Process for Handling Household Employment Taxes

You have the same tax withholding obligations as any business when you pay a household employee $2,200 or more. You'll probably have a little more wiggle room in 2021 because the IRS tends to increase this income threshold annually to accommodate inflation.

Ask your employee to fill out a Form W-4. You'll withhold taxes, provide pay stubs, and file Schedule H with your federal income tax return. You'll have a few additional tasks as well to facilitate all this.

Make Sure Your Employee Can Legally Work in the U.S.

Both you and your employee must complete the U.S. Citizenship and Immigration Services (USCOS) Form I-9, "Employment Eligibility Verification," no later than the first day of work.

You don't have to submit the form to the IRS or any other government agency, but you should keep a copy for your records.

Register With the IRS and the State

You'll need an employer identification number (EIN) in order to set up payroll and employment tax accounts so your taxes can be processed correctly. Fortunately, the IRS makes this part easy.

You can register for an EIN online at the IRS website from 7 a.m. to 10 p.m. Eastern Standard Time, Monday through Friday. You'll need a valid Social Security or Individual Tax ID Number.

Set Up Payroll and Taxes

Decide how frequently you're going to pay your employee, such as weekly, biweekly, or semimonthly. Select payroll accounting software—it's not required, but it can be a big help. Set up direct deposit and processes for issuing pay stubs. Again, direct deposit isn't required, but it's easier and your employee will thank you for it.

You must withhold and remit Social Security and Medicare taxes from your employee's pay. These taxes are 15.3% of wages paid combined, but only wages paid up to $137,700 are subject to the Social Security tax as of 2020. Again, this threshold increases annually. You must pay 7.65% and your employee pays 7.65%.

Some employers elect to pay the entire 15.3% themselves and not withhold taxes from the employee.

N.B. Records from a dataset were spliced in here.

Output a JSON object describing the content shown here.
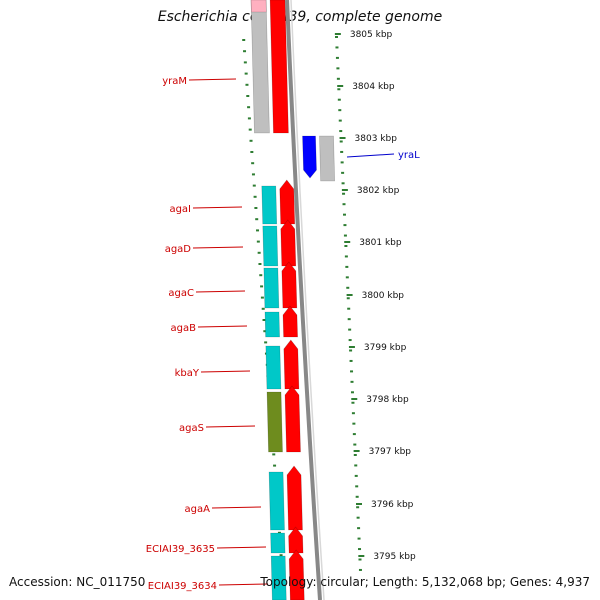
{
  "title": "Escherichia coli IAI39, complete genome",
  "footer": {
    "accession": "Accession: NC_011750",
    "summary": "Topology: circular; Length: 5,132,068 bp; Genes: 4,937"
  },
  "colors": {
    "cds": "#ff0000",
    "blue_feature": "#0000ff",
    "gray_feature": "#bfbfbf",
    "cyan_feature": "#00c8c8",
    "olive_feature": "#6e8c1e",
    "pink_feature": "#ffb0c0",
    "tick": "#2e7d32",
    "backbone": "#888888",
    "label_red": "#cc0000",
    "label_blue": "#0000cc"
  },
  "ticks": [
    {
      "label": "3805 kbp"
    },
    {
      "label": "3804 kbp"
    },
    {
      "label": "3803 kbp"
    },
    {
      "label": "3802 kbp"
    },
    {
      "label": "3801 kbp"
    },
    {
      "label": "3800 kbp"
    },
    {
      "label": "3799 kbp"
    },
    {
      "label": "3798 kbp"
    },
    {
      "label": "3797 kbp"
    },
    {
      "label": "3796 kbp"
    },
    {
      "label": "3795 kbp"
    }
  ],
  "genes": [
    {
      "name": "yraM",
      "strand": "reverse"
    },
    {
      "name": "yraL",
      "strand": "forward"
    },
    {
      "name": "agaI",
      "strand": "reverse"
    },
    {
      "name": "agaD",
      "strand": "reverse"
    },
    {
      "name": "agaC",
      "strand": "reverse"
    },
    {
      "name": "agaB",
      "strand": "reverse"
    },
    {
      "name": "kbaY",
      "strand": "reverse"
    },
    {
      "name": "agaS",
      "strand": "reverse"
    },
    {
      "name": "agaA",
      "strand": "reverse"
    },
    {
      "name": "ECIAI39_3635",
      "strand": "reverse"
    },
    {
      "name": "ECIAI39_3634",
      "strand": "reverse"
    }
  ]
}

You'll must also pay 6% federal unemployment tax (FUTA) on the first $7,000 a year paid to your employee, but you might be eligible for a credit of up to 5.4% if you also pay state unemployment taxes. Visit the U.S. Department of Labor website for a list of state unemployment tax agencies.

Give your employee a Form W-2 at the end of the year that reports their annual wages and tax withholdings. File Schedule H with your own Form 1040 to summarize the annual payroll taxes. You can also choose to pay quarterly estimated household employment taxes using Form 1040-ES.

You might want to hire an accountant to help you set up payroll processes and prepare your tax filings.

Benefits for the Employee

Household employment taxes establish a work history for your employee so they can collect benefits such as Social Security, Medicare, and unemployment compensation if they're laid off. Domestic workers are also eligible for disability insurance in a few states if they're unable to work due to injury or illness.

A household employee who is misclassified as an independent contractor will have to personally pay the full employment tax liability as a self-employment tax.